Despite the seeming anachronism of paper in a digital age, however, the economics of the business require newspapers to persist as partly print media for at least another generation. Some Americans still want to pick up a daily paper rather than read content on a screen. And as a business proposition, the average monetary value of a visitor to a newspaper’s Web site is only 20 to 30 percent of a newspaper’s print reader; Web ads command lower rates because of the greater competition among Web sites. So even if a newspaper shut down its print operation, published only on the Internet, and somehow managed to keep its entire circulation, the revenue loss would exceed the cost savings.
A key to the transition to a hybrid world is investment. The New York Times is currently spending several million dollars a year on a new R&D unit, Web staff, and new products. Depending on how you count, the Times has over 100 people in the newsroom whose duties are more Web than print, including producers, software developers, and reporters and editors. (Full disclosure: For the past twenty-two years, The Boston Globe, now owned by the Times, has published my weekly op-ed column.) The Times is rolling out a nifty digital device called Times Reader, developed in partnership with Microsoft. (For the next few months you can try out the beta version yourself, free, at nytimes.com.)

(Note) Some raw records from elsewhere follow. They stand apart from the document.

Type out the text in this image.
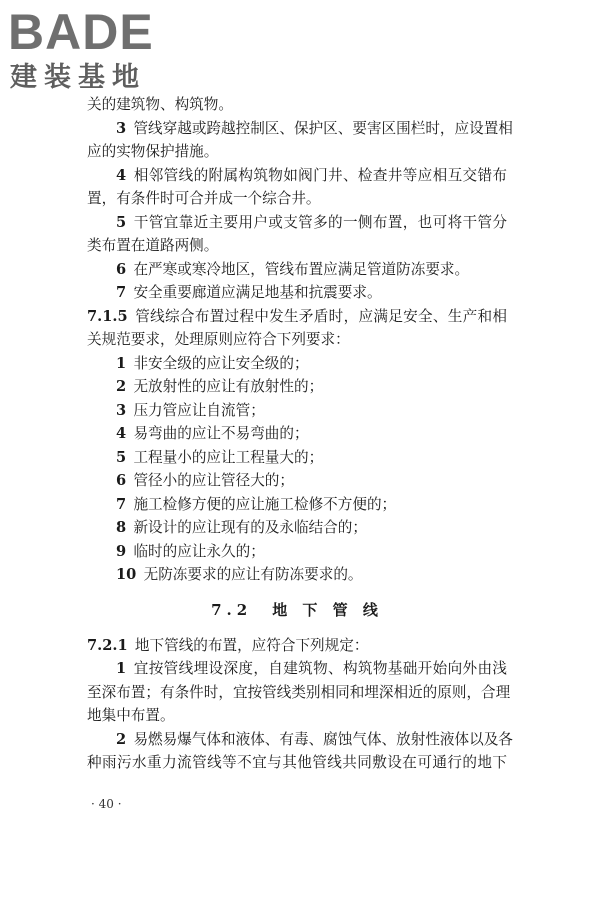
BADE
建装基地
关的建筑物、构筑物。
3  管线穿越或跨越控制区、保护区、要害区围栏时，应设置相
应的实物保护措施。
4  相邻管线的附属构筑物如阀门井、检查井等应相互交错布
置，有条件时可合并成一个综合井。
5  干管宜靠近主要用户或支管多的一侧布置，也可将干管分
类布置在道路两侧。
6  在严寒或寒冷地区，管线布置应满足管道防冻要求。
7  安全重要廊道应满足地基和抗震要求。
7.1.5  管线综合布置过程中发生矛盾时，应满足安全、生产和相
关规范要求，处理原则应符合下列要求：
1  非安全级的应让安全级的；
2  无放射性的应让有放射性的；
3  压力管应让自流管；
4  易弯曲的应让不易弯曲的；
5  工程量小的应让工程量大的；
6  管径小的应让管径大的；
7  施工检修方便的应让施工检修不方便的；
8  新设计的应让现有的及永临结合的；
9  临时的应让永久的；
10  无防冻要求的应让有防冻要求的。
7.2　地 下 管 线
7.2.1  地下管线的布置，应符合下列规定：
1  宜按管线埋设深度，自建筑物、构筑物基础开始向外由浅
至深布置；有条件时，宜按管线类别相同和埋深相近的原则，合理
地集中布置。
2  易燃易爆气体和液体、有毒、腐蚀气体、放射性液体以及各
种雨污水重力流管线等不宜与其他管线共同敷设在可通行的地下
· 40 ·
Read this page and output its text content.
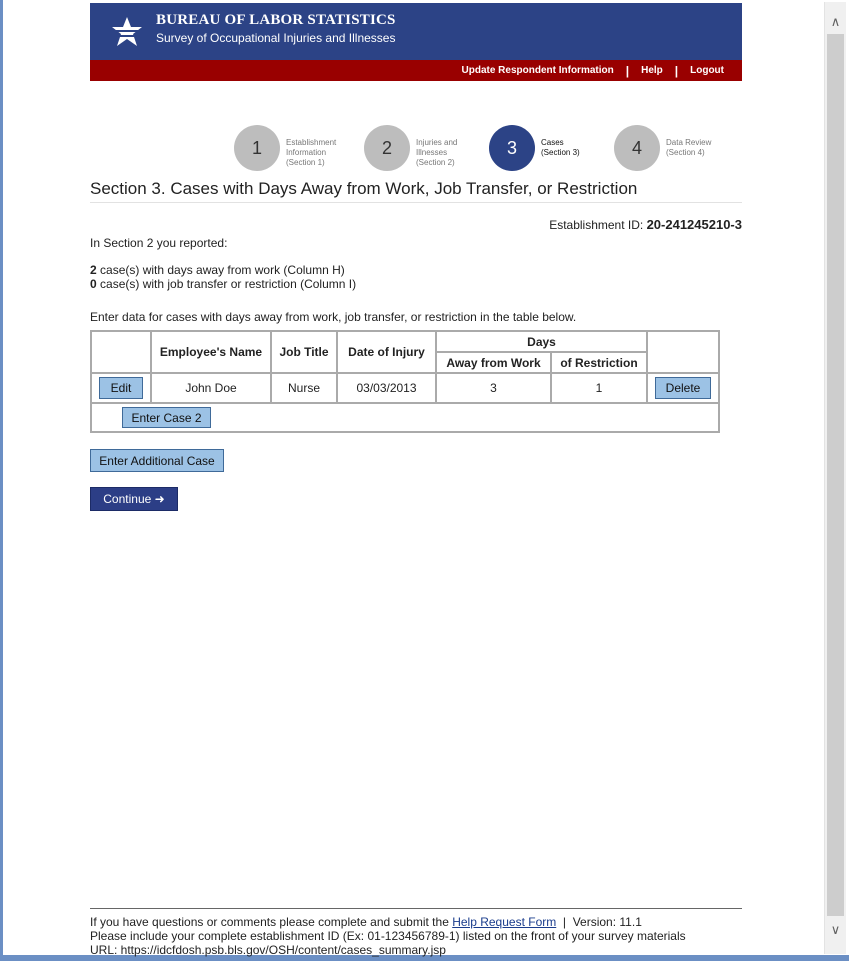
∧
∨
BUREAU OF LABOR STATISTICS
Survey of Occupational Injuries and Illnesses
Update Respondent Information | Help | Logout
1	Establishment
Information
(Section 1)
2	Injuries and
Illnesses
(Section 2)
3	Cases
(Section 3)	4	Data Review
(Section 4)
Section 3. Cases with Days Away from Work, Job Transfer, or Restriction
Establishment ID: 20-241245210-3
In Section 2 you reported:
2 case(s) with days away from work (Column H)
0 case(s) with job transfer or restriction (Column I)
Enter data for cases with days away from work, job transfer, or restriction in the table below.
	Employee's Name	Job Title	Date of Injury	Days		
				Away from Work	of Restriction	
Edit	John Doe	Nurse	03/03/2013	3	1	Delete
Enter Case 2						
Enter Additional Case
Continue ➜
If you have questions or comments please complete and submit the Help Request Form  |  Version: 11.1
Please include your complete establishment ID (Ex: 01-123456789-1) listed on the front of your survey materials
URL: https://idcfdosh.psb.bls.gov/OSH/content/cases_summary.jsp
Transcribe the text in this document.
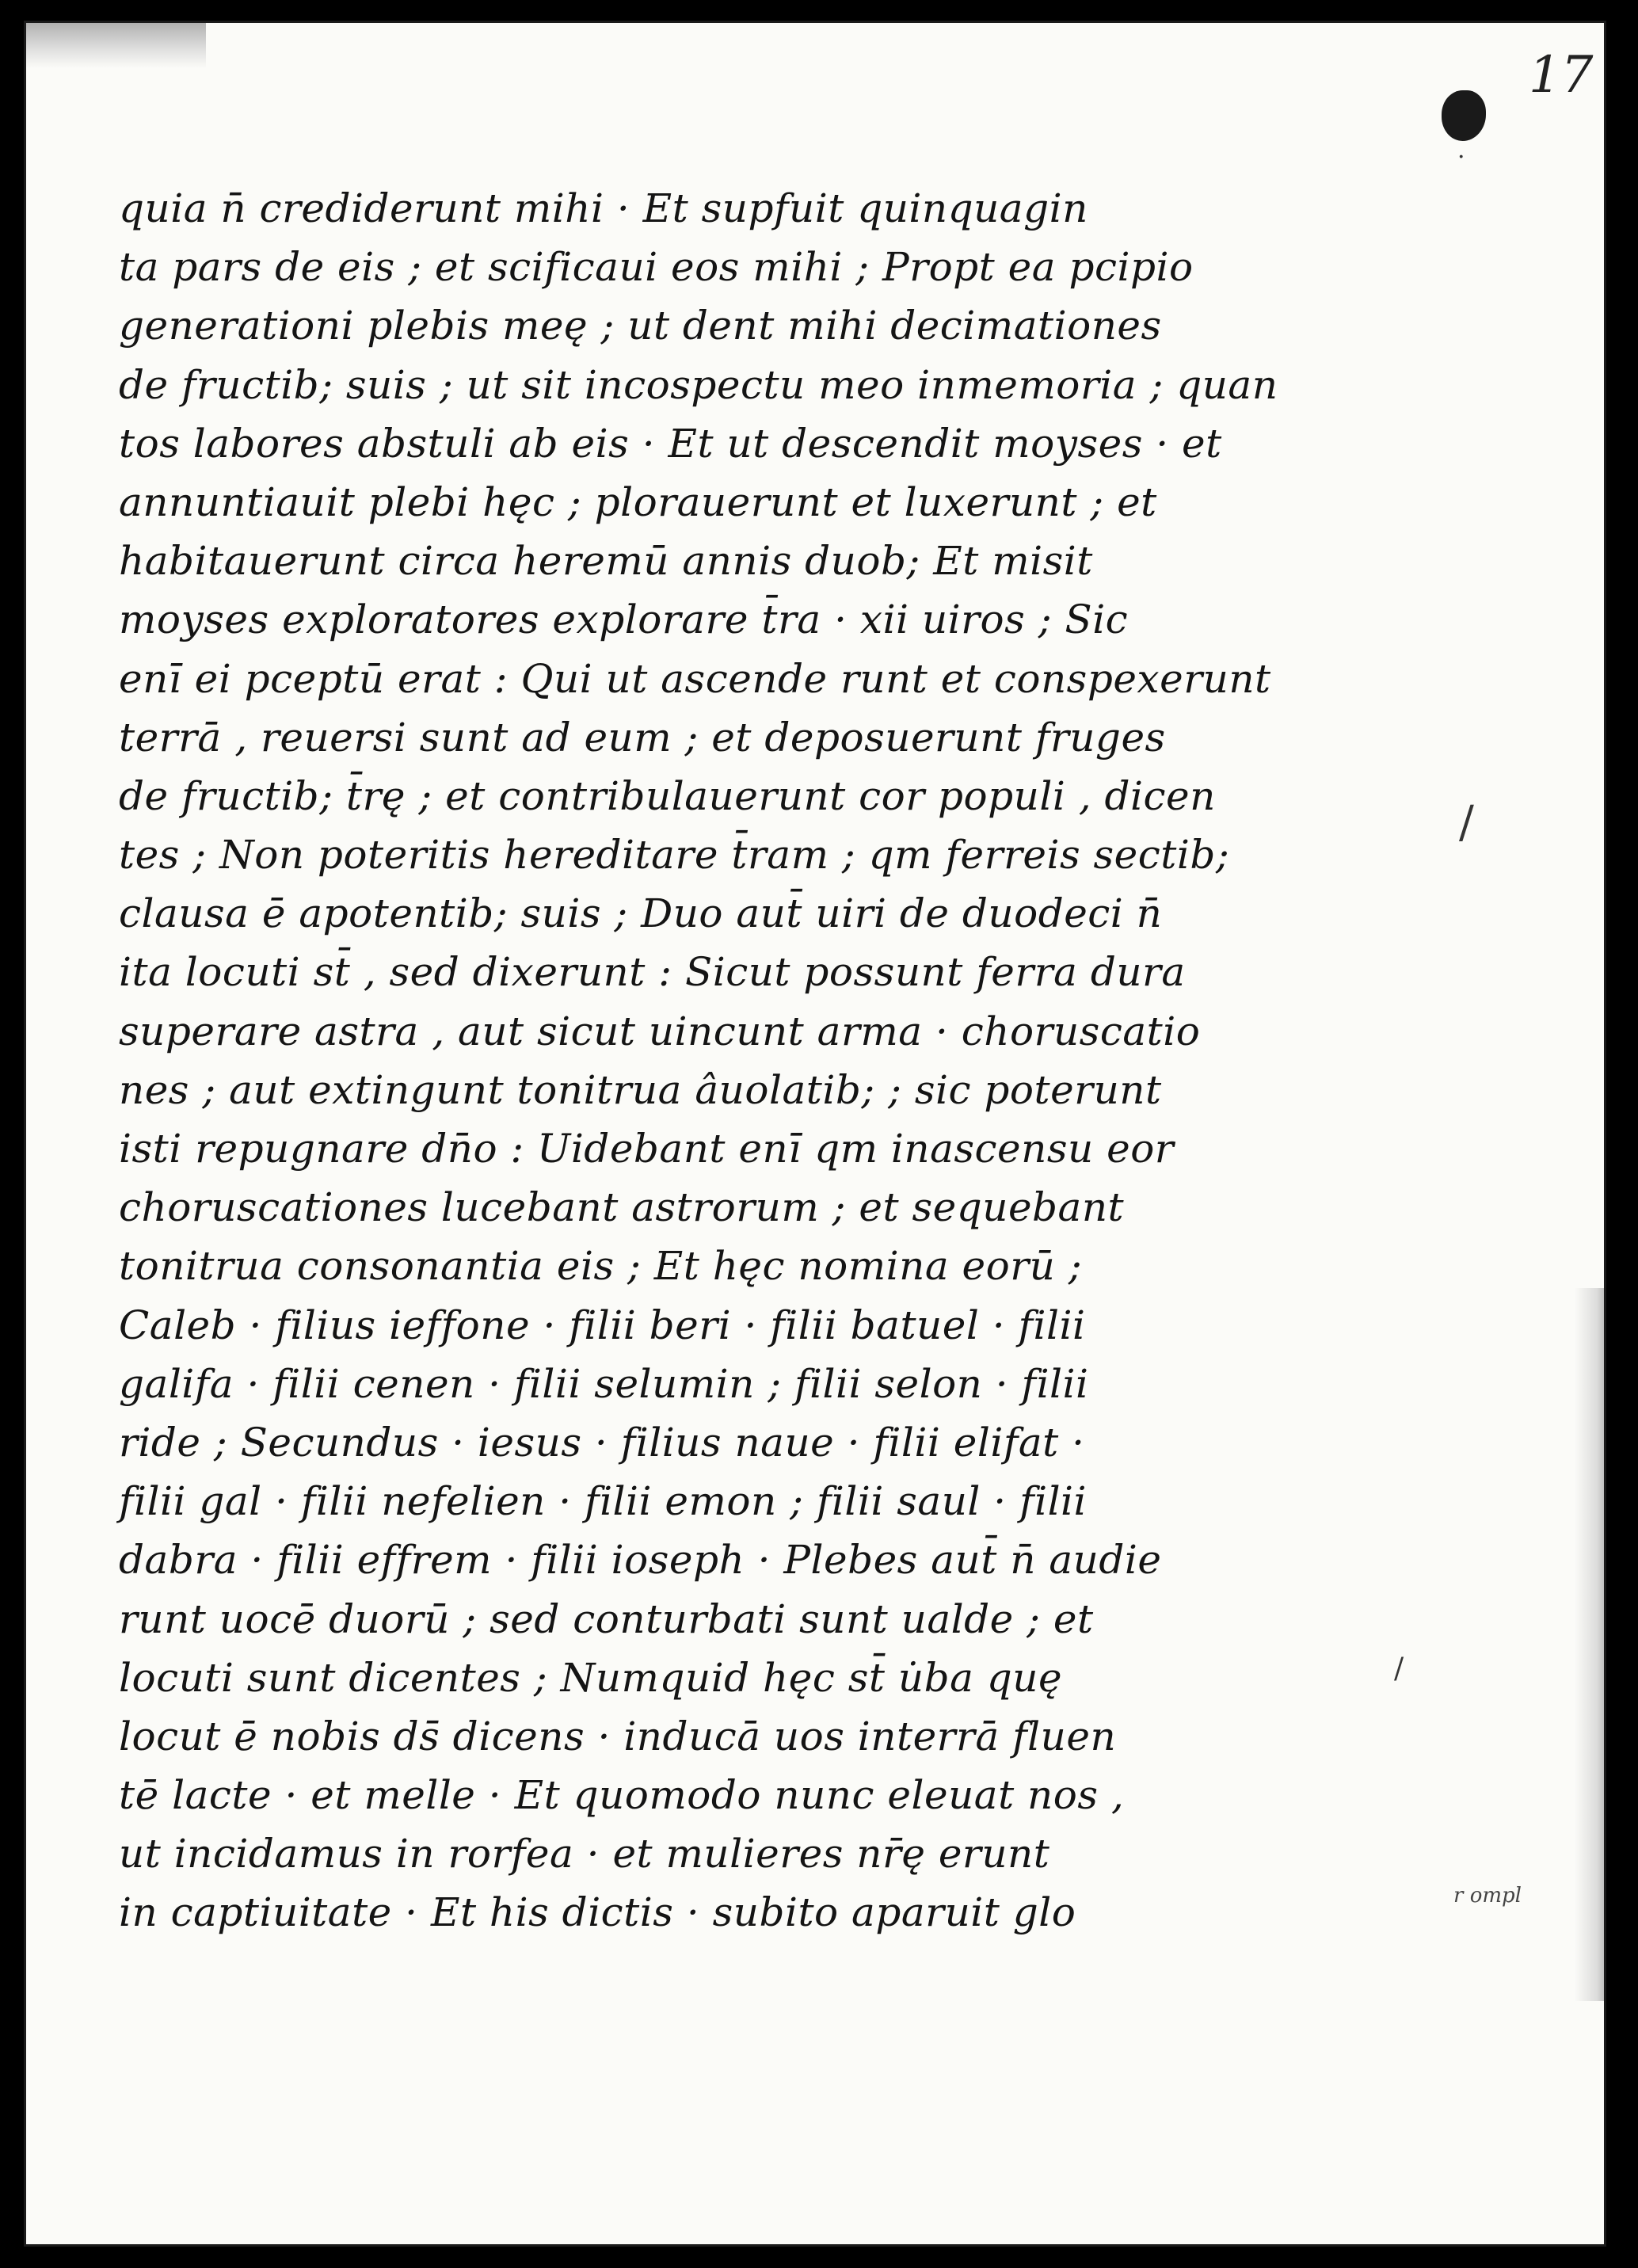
17
quia n̄ crediderunt mihi · Et supfuit quinquagin
ta pars de eis ; et scificaui eos mihi ; Propt ea pcipio
generationi plebis meę ; ut dent mihi decimationes
de fructib; suis ; ut sit incospectu meo inmemoria ; quan
tos labores abstuli ab eis · Et ut descendit moyses · et
annuntiauit plebi hęc ; plorauerunt et luxerunt ; et
habitauerunt circa heremū annis duob; Et misit
moyses exploratores explorare t̄ra · xii uiros ; Sic
enī ei pceptū erat : Qui ut ascende runt et conspexerunt
terrā , reuersi sunt ad eum ; et deposuerunt fruges
de fructib; t̄rę ; et contribulauerunt cor populi , dicen
tes ; Non poteritis hereditare t̄ram ; qm ferreis sectib;
clausa ē apotentib; suis ; Duo aut̄ uiri de duodeci n̄
ita locuti st̄ , sed dixerunt : Sicut possunt ferra dura
superare astra , aut sicut uincunt arma · choruscatio
nes ; aut extingunt tonitrua âuolatib; ; sic poterunt
isti repugnare dn̄o : Uidebant enī qm inascensu eor
choruscationes lucebant astrorum ; et sequebant
tonitrua consonantia eis ; Et hęc nomina eorū ;
Caleb · filius ieffone · filii beri · filii batuel · filii
galifa · filii cenen · filii selumin ; filii selon · filii
ride ; Secundus · iesus · filius naue · filii elifat ·
filii gal · filii nefelien · filii emon ; filii saul · filii
dabra · filii effrem · filii ioseph · Plebes aut̄ n̄ audie
runt uocē duorū ; sed conturbati sunt ualde ; et
locuti sunt dicentes ; Numquid hęc st̄ u̇ba quę
locut ē nobis ds̄ dicens · inducā uos interrā fluen
tē lacte · et melle · Et quomodo nunc eleuat nos ,
ut incidamus in rorfea · et mulieres nr̄ę erunt
in captiuitate · Et his dictis · subito aparuit glo
·
/
/
r ompl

With Times Reader, the on-screen page offers stories in the same fonts, look, and print-like appearance of the familiar print Times, but allows a variety of search, page-flip, and rearrange options. For instance, you can click on a word or phrase and get a little clickable chart of all the stories in the paper that touch on that topic. It’s easier to read than a standard Web page, and even more ingeniously searchable. Times strategists imagine a reader at the breakfast table or on a plane curling up with Times Reader as with the print newspaper, and not promiscuously surfing around the Web. Can’t competitors just imitate it? “We certainly hope so,” says Michael Zimbalist, the one-time Disney “imagineer” hired in late 2005 to head R&D at the Times: “The more this kind of platform is widely used, the better we’ll do.” If it becomes a common way of reading a newspaper, he explains, the Times has a head start.